11 thoughts on “African Mesob”

  1. This sounds like a fantastic restaurant, Matt. The accompanying photos are great… there’s a similar place here in NYC that I’ve heard of, and are meant to be going to in a few weeks. I’m glad I’ve read a little about what to expect from this sort of cuisine… I’m looking forward to it even more now!

  2. Damn fine review, you had me both salivating and reaching for the phone to make a booking at the same time.

    I really love the fact that he is roasting his own coffee – long have I waited to find a restaraunt that ALSO does freshly roasted coffee.

    Coffee Snob Heaven.

  3. I’ve always been curious about African food but have held back because it looks like such heavy food. How did you find it, in that regard?

  4. Hey Michaela: Hope the one in NY turns out as nice as this one does… I think African and Ethiopian food do great vegetarian options too… so you’ll be spoiled for choice… gotta say I’m pretty jealous of you being in NY now… so many great places to eat… I hope you’re making the most of it.

    Grendel: Why thanks… in the words of the Dilmah tea guy… “Do try it”. I would advice that the coffee preparation may not be as fastidious as you are used to. It’s fresh for sure, but espresso preparation is not their forte at present… might be good to buy some beans and try them at home though.

    Cin: It’s not heavy… it’s my brother… haha, no actually the food was kind of like Indian food, with the slow cooked meats and spices, and the heaviness mostly came from how much Injera you ate with each mouthful. I thought it was fantastic… I probably could have eaten a whole basket on my own… but then I’m a glutton, so no decisions on heaviness should be made based on my recommendations :)
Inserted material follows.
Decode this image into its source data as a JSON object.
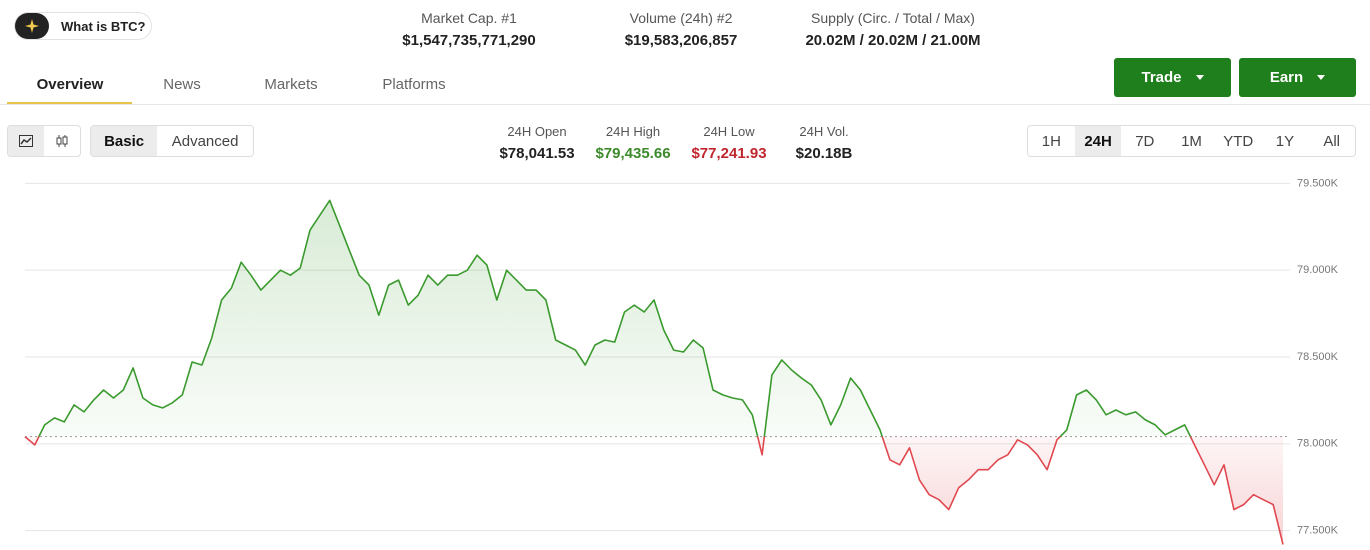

  5. Very well written Matt as always and fantastic pictures too!!! There’s a certain sexiness to feeding one another, without sounding too much like “9 1/2 weeks”!!! I’m gonna find out if there are any similar restaurants here in Sydney to try…cheers!

  6. Peter, it wasn’t quite 9 1/2 weeks, but then I can see how that might happen after a few bottles of wine…Think Lady and the Tramp perhaps :) It is a great way to eat though. Knowing Sydney there’ll probably be 30 different places to choose from, so I’m sure you won’t have to look too far.

  7. Oh wow! I really really wish that I could try that place! I love eating with my hands and don’t get much opportunity here in Sicily where even the pizza is eaten with a knife and fork! But for now, I’ll just live vicariously through your beautiful photos and descriptions! Thanks!

  8. Great review. We’ve been trying to cook food from every country in the world and have since gotten to Niger. We’ll be working on Namibia for this Friday.

    This restaurant sounds great and your review had me salivating.

  9. I had my first African/Ehtopian experience recently too. The food was smashingly good, and I loved eating it with my hands. Unfortunately I don’t think I mastered it so well as my fingers were bright yellow from the spices when I left ;-)

  10. Hi all, im glad you have an interest in Ethiopian food. I am opening an Ethiopian food stall at the Kings Cross Organic Food markets every Saturday commencing on 17th January 2009. It is ‘Alems House – a taste of Ethiopia’ so do feel free to come along & capture the hidden exotic flavours of my country.